Обняв за плечи, Том коротко поцеловал меня в макушку.
– Как скажешь, милая.
– К тому же, попробуй его теперь выгони, – добавила я.
Я устало вздохнула, прекрасно зная, что как только вскипит вода, впереди нас ожидает очередной бесконечный марш-бросок.
Саня слов на ветер не бросал. Мы собрались на следующий же день, как о предстоящей дороге только зашёл разговор. Оперативно попрятав всё ценное из своего логова, Дядька собрал только самое необходимое и сам стал командовать парадом. Кажется, ему это было не впервой, слишком уж уверенно он раздавал нам свои ценные указания.
– Через горы не пойдём. Сильно сложно, да и долго. Через Казахстан пойдём, только немного по бездорожью срежем, а то прямо по дороге ходить опасно.
Всё хорошо, только длилось это «немного срежем» уже пятые сутки. В основном из-за меня, конечно. Что Том, что Саня были физически выносливее, а я выбилась из сил в попытке поспевать за ними и отбила все ноги о степные камни. Дезертир тем не менее на меня никогда не ворчал, лишь подшучивал и командовал привал, когда я начинала особенно настойчиво ныть. В итоге вечер застал нас в чистом поле, прерывающемся изредка на невысокие плавные холмы и одиночные угрюмые кустарники.
– Во-он до той возвышенности дойдём и там остановимся на ночь! – довольно оповестил нас Дядька, бодро вышагивая впереди. – Давай, Тинка, веселее нужно шевелить конечностями!
– Агрх! – отозвалась я, как всегда плетясь в конце.

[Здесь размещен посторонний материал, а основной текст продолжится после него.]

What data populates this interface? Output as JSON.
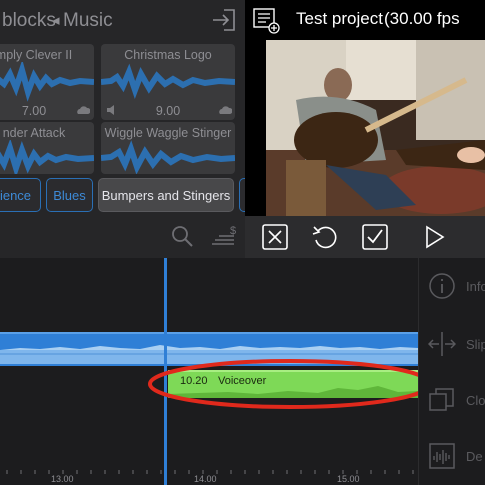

Ночевать в чистом поле да ещё и на возвышенности… безумие какое-то! От одной подобной мысли меня бросало в дрожь. Да, степи были пустынными, и нам до сих пор никто не повстречался, но, чёрт возьми, я была почти уверена, что эта ночь вряд ли пройдёт спокойно. Стремительно темнеющее небо догнало нас, как только мы начали подъём на заветный холм. Сбросив рюкзаки, мы, наконец, остановились. Я тут же бухнулась на землю и расстелилась прямо на траве. Ноги гудели от изнуряющей ходьбы.
– Друзья, я тут отойду ненадолго, – быстро оповестил нас Саня, прохлопывая себя по карманам.
Я не стала уточнять, куда, зачем и надолго ли, только махнула ему рукой вослед, давая знать, что он услышан. Странно, но дезертир при разговоре каждый раз упрямо обращался к нам обоим, а не только ко мне лично. Томас в свою очередь лишь в общих чертах понимал, о чём мы ведём речь, в основном ориентируясь по эмоциям и жестам, а также безошибочно определяя маты. Особенно, если их произносила я. В общем, мой словарный запас становился скуден с каждым косым взглядом англичанина. Да, признаюсь, мне теперь почему-то становилось стыдно, когда он взирал на меня вот с таким вот молчаливым укором. Хотя на фоне Санькиной моя речь всё равно смотрелась куда выгоднее, хочу заметить!
Том не пытался разговаривать на русском, хотя раньше активно изъявлял желание. После первой встречи с Дядькой он вообще довольно часто молчал, не переспрашивал и обзавёлся ангельским терпением. Мне было тревожно за него, ибо я знала, что Стэнсбери был совсем не таким, и это временное затишье не сулило ничего хорошего. Он впитывал как губка всё происходящее, тщательно акцентируя внимание на деталях – любой неоднозначный жест, любое грубое слово – и он мог сорваться. Но дезертир мастерски избегал и того, и другого, сохраняя это хрупкое равновесие. Он, совершенно не напрягаясь, мог сделать то, что нужно ему, при этом не давая Тому и малейшего шанса на вспышку праведного гнева. Он только безнаказанно поддразнивал его, получая от этого какое-то своё изощрённое удовольствие и по-прежнему не реагируя на мои замечания по этому поводу.